Sì, il fuoco di Cristo è pura passione per l’uomo, ma i farisei o Dan il “bounty hunter” non possono capirlo. Loro conoscono solo la Legge. Come gli spettatori che in occasione della Prima nazionale di In exitu alla Pergola di Firenze, l’8 novembre del 1988, sfilarano davanti al palco per sputare addosso a Giovanni Testori in segno di disprezzo per uno spettacolo che li aveva scandalizzati. Testori che impersonava sulla scena il personaggio dello scrivano (mentre Riboldi Gino era Franco Branciaroli) non si sottrasse a quegli sputi, rimase accanto al suo personaggio e al Cristo che gli teneva la mano per guarirlo dalla febbre.
Leggo sempre molto volentieri le sue meditazioni, padre Gawronski, ci trovo sempre un sacco di citazioni sorprendenti
Amare il fratello (sorella) è un sacrificio gradito a Cristo.
La parola “sacrificio” quanta reticenza porta con sé, quanta incertezza quanta insoddisfazione del bene che facciamo o che avremmo dovuto fare.
Amare il prossimo è l’autocoscienza di un nuovo senso dell’altro.
La reticenza è spesso il non essere persuasi nell’amare in Cristo.

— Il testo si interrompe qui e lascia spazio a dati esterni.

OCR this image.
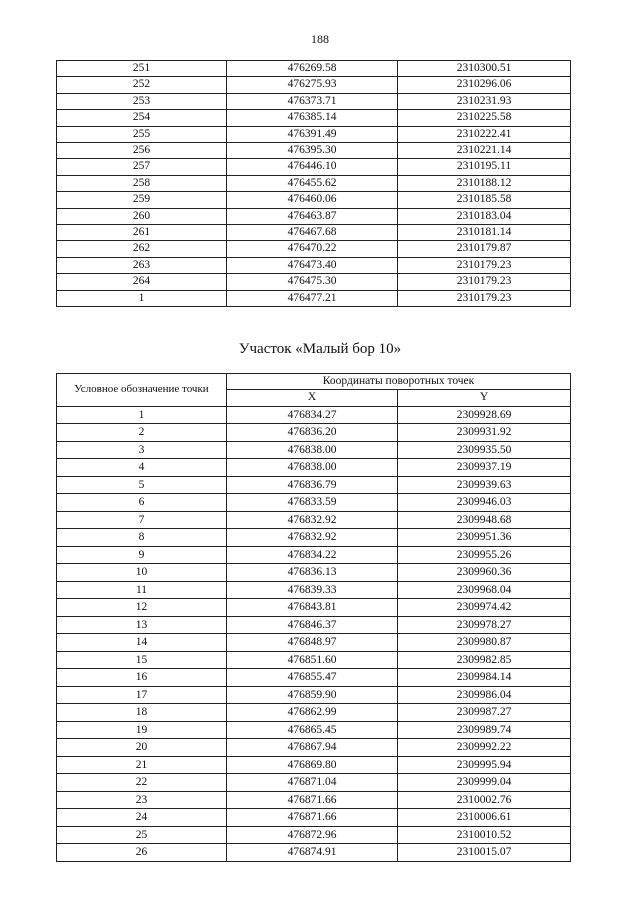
188
251	476269.58	2310300.51
252	476275.93	2310296.06
253	476373.71	2310231.93
254	476385.14	2310225.58
255	476391.49	2310222.41
256	476395.30	2310221.14
257	476446.10	2310195.11
258	476455.62	2310188.12
259	476460.06	2310185.58
260	476463.87	2310183.04
261	476467.68	2310181.14
262	476470.22	2310179.87
263	476473.40	2310179.23
264	476475.30	2310179.23
1	476477.21	2310179.23
Участок «Малый бор 10»
Условное обозначение точки	Координаты поворотных точек	
	X	Y
1	476834.27	2309928.69
2	476836.20	2309931.92
3	476838.00	2309935.50
4	476838.00	2309937.19
5	476836.79	2309939.63
6	476833.59	2309946.03
7	476832.92	2309948.68
8	476832.92	2309951.36
9	476834.22	2309955.26
10	476836.13	2309960.36
11	476839.33	2309968.04
12	476843.81	2309974.42
13	476846.37	2309978.27
14	476848.97	2309980.87
15	476851.60	2309982.85
16	476855.47	2309984.14
17	476859.90	2309986.04
18	476862.99	2309987.27
19	476865.45	2309989.74
20	476867.94	2309992.22
21	476869.80	2309995.94
22	476871.04	2309999.04
23	476871.66	2310002.76
24	476871.66	2310006.61
25	476872.96	2310010.52
26	476874.91	2310015.07
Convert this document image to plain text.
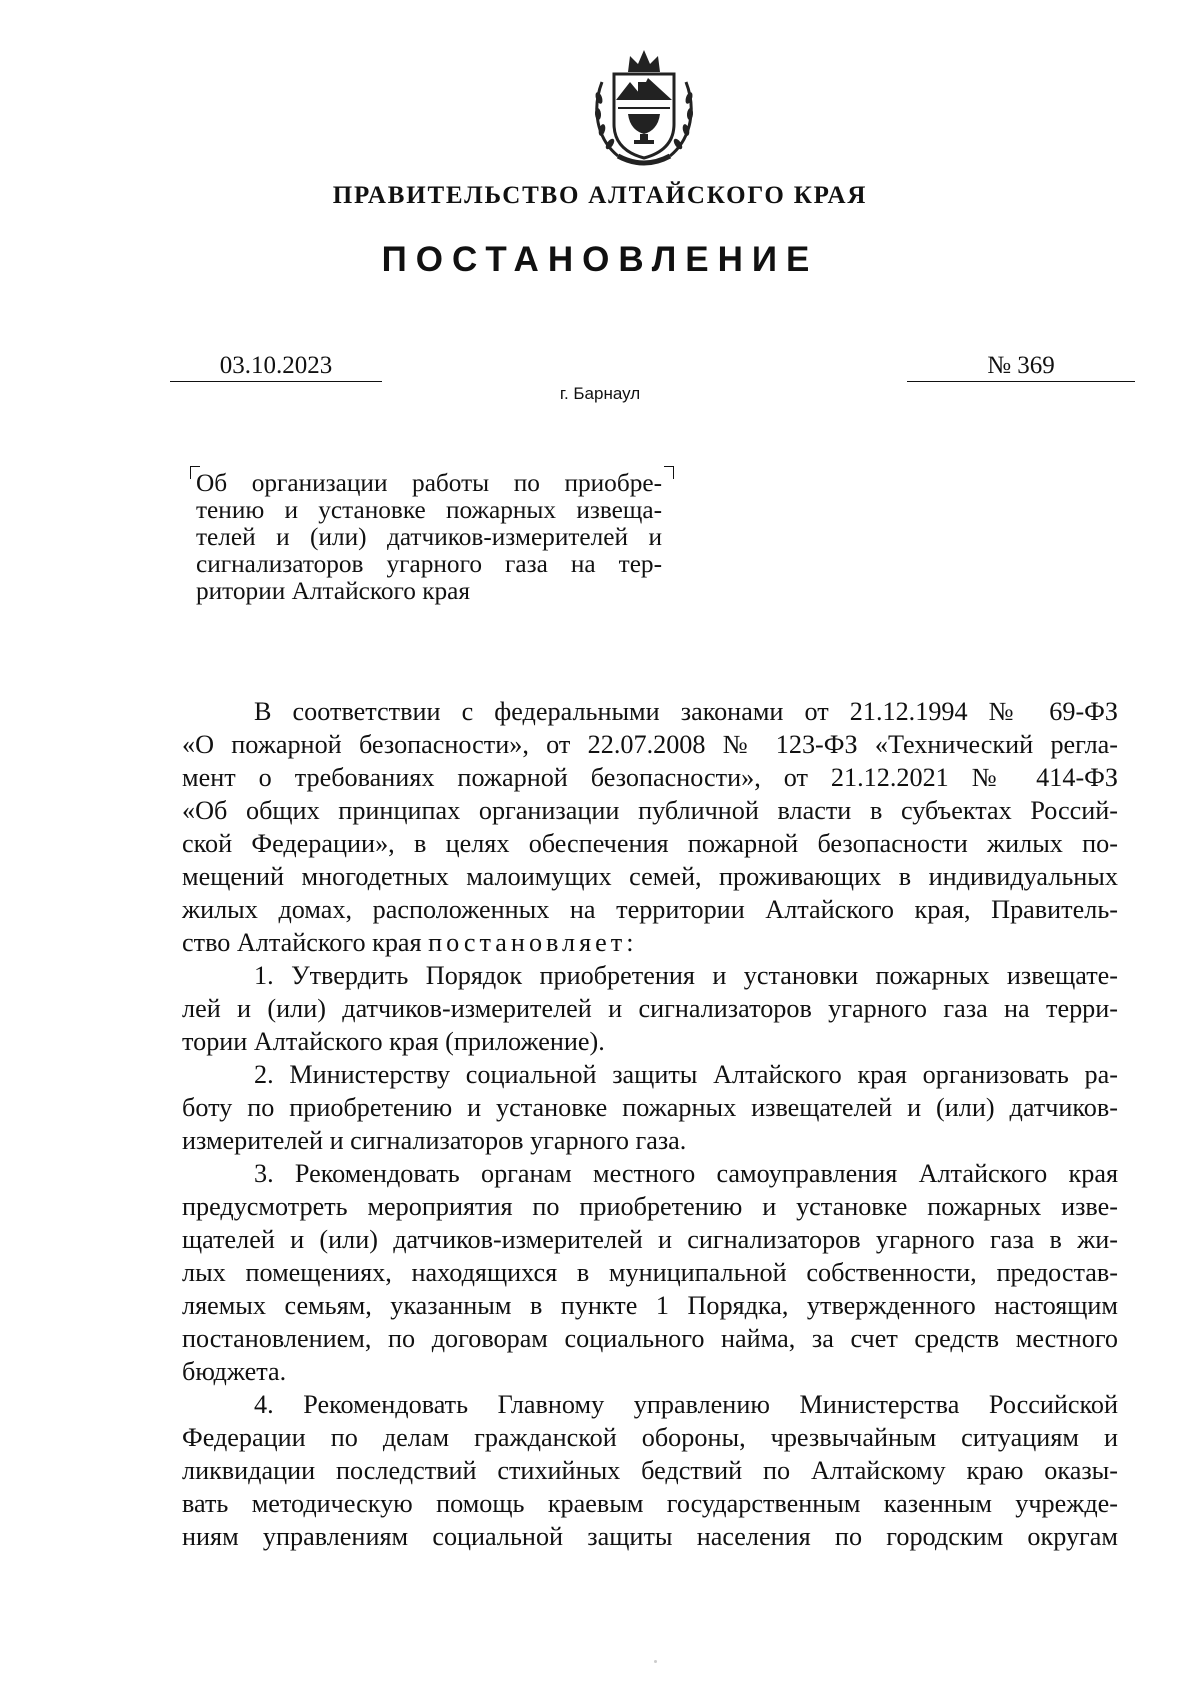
ПРАВИТЕЛЬСТВО АЛТАЙСКОГО КРАЯ
ПОСТАНОВЛЕНИЕ
03.10.2023	№ 369
г. Барнаул
Об организации работы по приобре-
тению и установке пожарных извеща-
телей и (или) датчиков-измерителей и
сигнализаторов угарного газа на тер-
ритории Алтайского края
В соответствии с федеральными законами от 21.12.1994 № 69-ФЗ
«О пожарной безопасности», от 22.07.2008 № 123-ФЗ «Технический регла-
мент о требованиях пожарной безопасности», от 21.12.2021 № 414-ФЗ
«Об общих принципах организации публичной власти в субъектах Россий-
ской Федерации», в целях обеспечения пожарной безопасности жилых по-
мещений многодетных малоимущих семей, проживающих в индивидуальных
жилых домах, расположенных на территории Алтайского края, Правитель-
ство Алтайского края постановляет:
1. Утвердить Порядок приобретения и установки пожарных извещате-
лей и (или) датчиков-измерителей и сигнализаторов угарного газа на терри-
тории Алтайского края (приложение).
2. Министерству социальной защиты Алтайского края организовать ра-
боту по приобретению и установке пожарных извещателей и (или) датчиков-
измерителей и сигнализаторов угарного газа.
3. Рекомендовать органам местного самоуправления Алтайского края
предусмотреть мероприятия по приобретению и установке пожарных изве-
щателей и (или) датчиков-измерителей и сигнализаторов угарного газа в жи-
лых помещениях, находящихся в муниципальной собственности, предостав-
ляемых семьям, указанным в пункте 1 Порядка, утвержденного настоящим
постановлением, по договорам социального найма, за счет средств местного
бюджета.
4. Рекомендовать Главному управлению Министерства Российской
Федерации по делам гражданской обороны, чрезвычайным ситуациям и
ликвидации последствий стихийных бедствий по Алтайскому краю оказы-
вать методическую помощь краевым государственным казенным учрежде-
ниям управлениям социальной защиты населения по городским округам
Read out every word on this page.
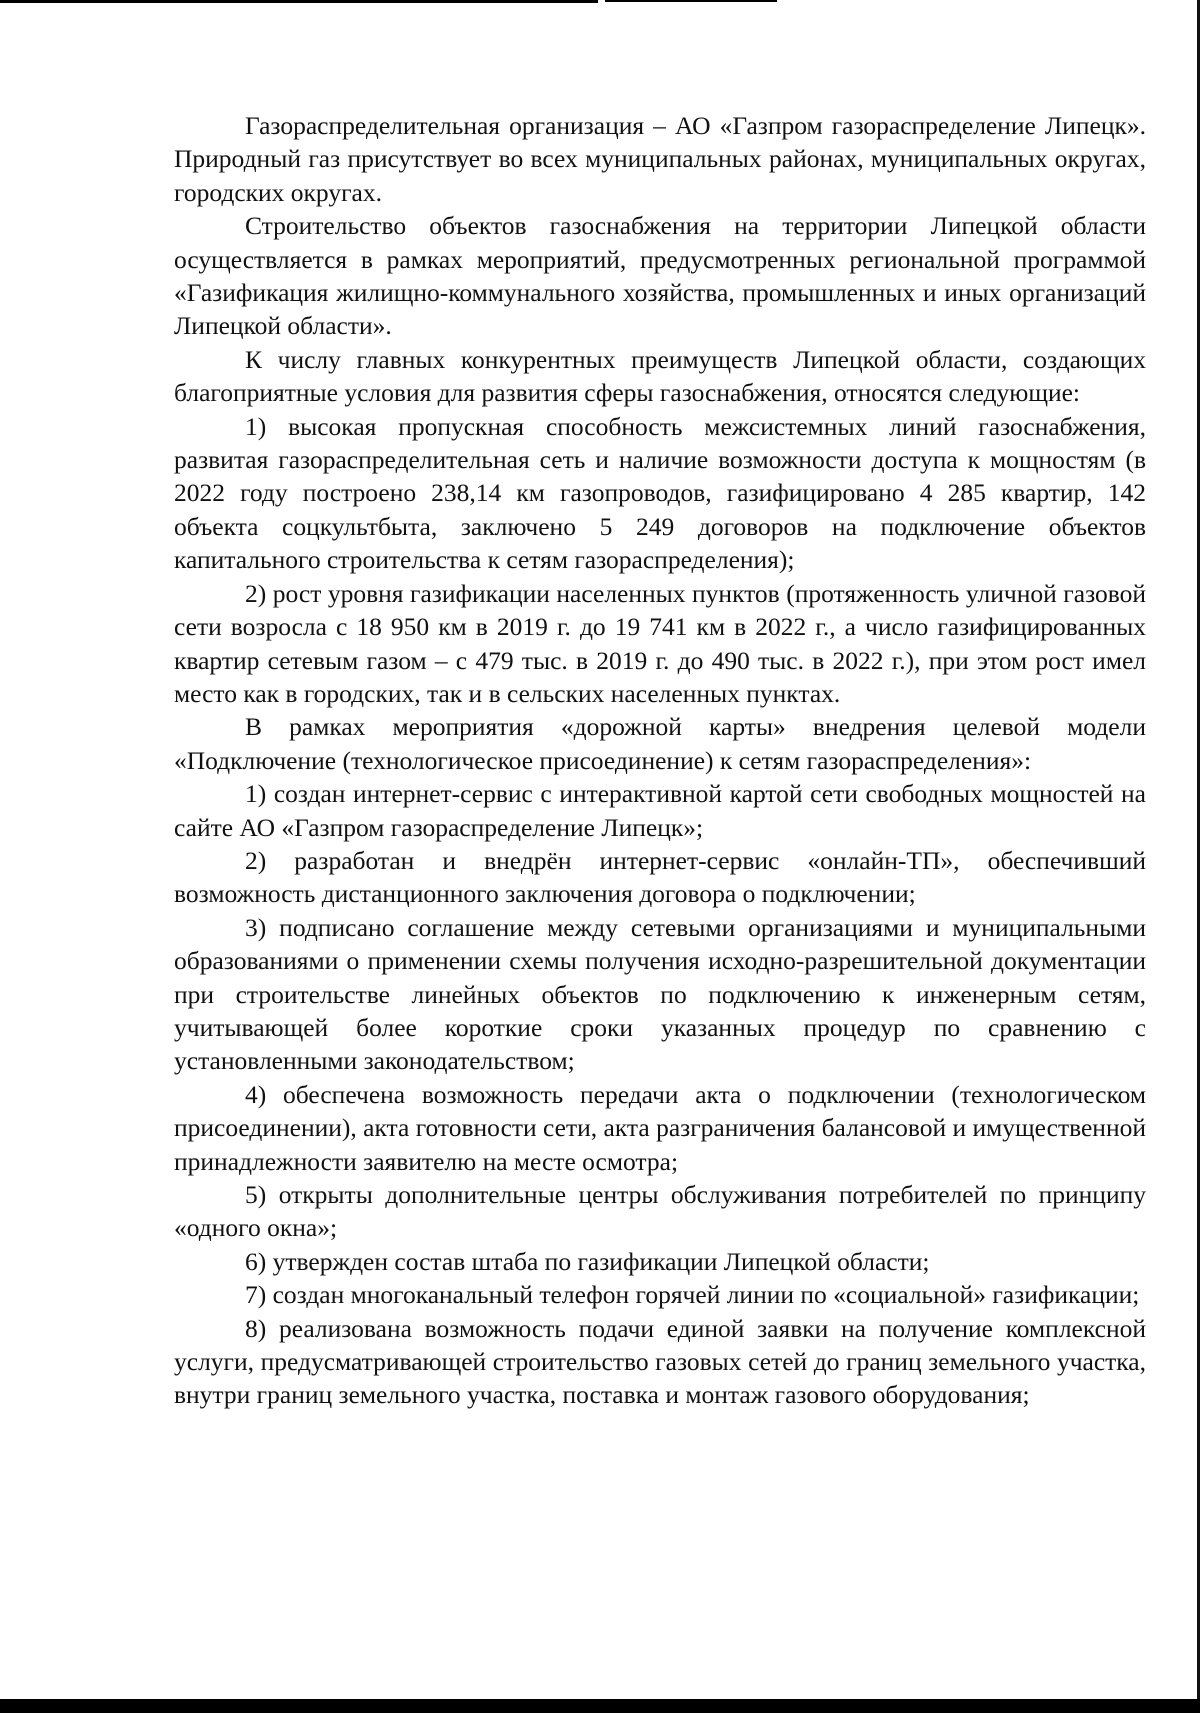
Газораспределительная организация – АО «Газпром газораспределение Липецк». Природный газ присутствует во всех муниципальных районах, муниципальных округах, городских округах.

Строительство объектов газоснабжения на территории Липецкой области осуществляется в рамках мероприятий, предусмотренных региональной программой «Газификация жилищно-коммунального хозяйства, промышленных и иных организаций Липецкой области».

К числу главных конкурентных преимуществ Липецкой области, создающих благоприятные условия для развития сферы газоснабжения, относятся следующие:

1) высокая пропускная способность межсистемных линий газоснабжения, развитая газораспределительная сеть и наличие возможности доступа к мощностям (в 2022 году построено 238,14 км газопроводов, газифицировано 4 285 квартир, 142 объекта соцкультбыта, заключено 5 249 договоров на подключение объектов капитального строительства к сетям газораспределения);

2) рост уровня газификации населенных пунктов (протяженность уличной газовой сети возросла с 18 950 км в 2019 г. до 19 741 км в 2022 г., а число газифицированных квартир сетевым газом – с 479 тыс. в 2019 г. до 490 тыс. в 2022 г.), при этом рост имел место как в городских, так и в сельских населенных пунктах.

В рамках мероприятия «дорожной карты» внедрения целевой модели «Подключение (технологическое присоединение) к сетям газораспределения»:

1) создан интернет-сервис с интерактивной картой сети свободных мощностей на сайте АО «Газпром газораспределение Липецк»;

2) разработан и внедрён интернет-сервис «онлайн-ТП», обеспечивший возможность дистанционного заключения договора о подключении;

3) подписано соглашение между сетевыми организациями и муниципальными образованиями о применении схемы получения исходно-разрешительной документации при строительстве линейных объектов по подключению к инженерным сетям, учитывающей более короткие сроки указанных процедур по сравнению с установленными законодательством;

4) обеспечена возможность передачи акта о подключении (технологическом присоединении), акта готовности сети, акта разграничения балансовой и имущественной принадлежности заявителю на месте осмотра;

5) открыты дополнительные центры обслуживания потребителей по принципу «одного окна»;

6) утвержден состав штаба по газификации Липецкой области;

7) создан многоканальный телефон горячей линии по «социальной» газификации;

8) реализована возможность подачи единой заявки на получение комплексной услуги, предусматривающей строительство газовых сетей до границ земельного участка, внутри границ земельного участка, поставка и монтаж газового оборудования;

Questa reticenza , comprensibile per la nostra debolezza, diventa, nel tempo il luogo del “no”, nel rapporto con il fratello ( sorella) e così si rivela come un impedimento reale all’amore di Cristo, alla possibilità di fare esperienza di “ Lui”.
Se tu mi porti il messaggio dello Spirito d’ amore- la Sua presenza- nella tua esperienza, se tu me lo porti io lo sperimento; se tu non me lo porti, io non l’esperimento, è un’idea che posso leggere sui libri, è solo una formulazione teorica.
L’ impeto della passione è con coloro attraverso cui mi è arrivato, quell’impeto che ti strappa, ti stacca da quel che sei, ti rende nudo, è l’abbandono dell’Io per amore di un altro.
Quale atteggiamento assumere , quale moralità, quale esistenza per l’uomo e donna nuovi?
Cosa possiamo invocare se non “ Fa’ che il mio cuore sia pieno di ardore nell’amore in Cristo, così che possa piacergli” (Jacopone da Todi, stabat meter, vv28-30) per essere dentro al Suo abbraccio.
Il sacrificio gradito a Dio è l’offerta di ogni mio gesto, perché altrimenti non ha senso nessun gesto, è la dimenticanza di sé tra le braccia dell’uomo grande.
Mi viene da pensare all’aspirina, anzi alla tachipirina che appunto sta a dire, etimologicamente, che si vuole “abbreviare il fuoco”, ridurlo, velocizzare l’uscita del fuoco della febbre. E invece Cristo porta con sè il fuoco (e qui il pensiero va a McCarthy, al finale di Non è un paese per vecchi e a La Strada).
Ho letto il messaggio di Stas ascoltando Outlaw Pete di Springsteen.. continuerò a pensare a questo accostamento Pete-Pietro. Grazie, ciao!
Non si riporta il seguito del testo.